Selzoni positionna la jeune fille sur un cheval réquisitionné de force dans l'écurie du Cardinal Veniere. Il enroula les rênes autour de son avant-bras avant de jeter un regard menaçant à Francesca
« Vous avez à ce point peur qu'elle nous échappe, Général ? Demanda Juan avec une pointe de moquerie.
-Ne sous-estimez pas ma nièce cher Duc, à elle seule, elle a réussi mettre en émoi la garde de Venise, murmura le Cardinal qui ne lâchait pas la jeune Francesca du regard, dites à votre père que je dois lui parler de toute urgence et essayez de retenir le départ de Selzoni et ma nièce pour Venise.
-Vous voulez que l'on garde votre nièce au Palais ? Demanda Juan qui était pour le moins surpris par la décision du Cardinal.
-Vous avez peur de ne pas réussir à la garder captive une nuit au Palais, Gonfaloniere ? Le Cardinal marqua soigneusement chaque syllabe, ajoutant un peu plus à l'agacement de Juan. Le Duc de Gandia observa Francesca Veniere avec attention elle se tenait droite, altière, et il doutait fort qu'elle ne soit résolue à coopérer à en juger par la force avec laquelle elle serrait ses poings qui devenaient de plus en plus rouge. Semblant sentir la colère de sa cavalière, la pauvre jument se mit à piaffer d'impatience. Il fit face au frère du Doge puis inclina la tête avec respect sans daigner répondre au Cardinal avant de se mettre lui-même en selle et de rejoindre ses soldats.
La route jusqu'à Rome se fit dans le plus grand silence et en approchant de la ville, Juan se rapprocha à hauteur de Selzoni et de la fille du Doge.

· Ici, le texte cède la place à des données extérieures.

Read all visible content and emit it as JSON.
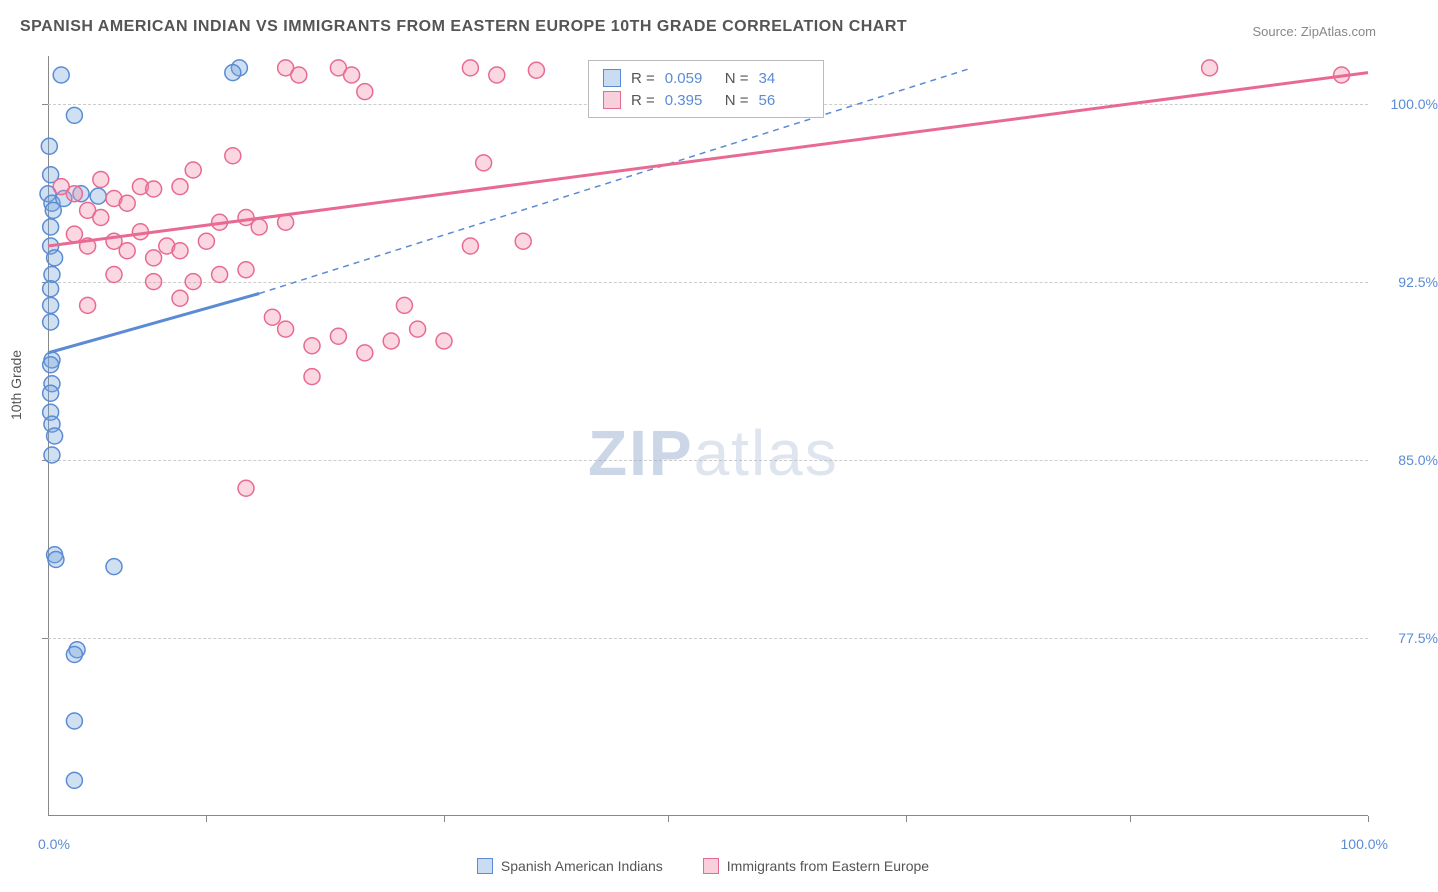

-J'espère que vous apprécierez l'hospitalité du Pape, mon père, je suis certain qu'il sera ravi de vous compter à sa table ce soir, le visage de Juan s'illumina d'un sourire charmeur qui ne sembla nullement impressionner la jeune femme. Le Duc ignora également le regard désabusé du Général qui ne lâchait toujours pas les rênes de la jument. Francesca leva les sourcils et inclina légèrement la tête.
-Fils de Pape, Gonfalonier et Duc… Vous seriez un des partis les plus intéressants de toute l'Italie si vous n'étiez pas un bâtard. Juan avait une forte envie de la gifler afin de lui faire ravaler ses paroles mais il savait qu'il n'était pas en position de lever la main sur une fille de Doge, aussi agaçante soit-elle.
Juan se pencha vers la jeune femme afin de se rapprocher dangereusement de son visage.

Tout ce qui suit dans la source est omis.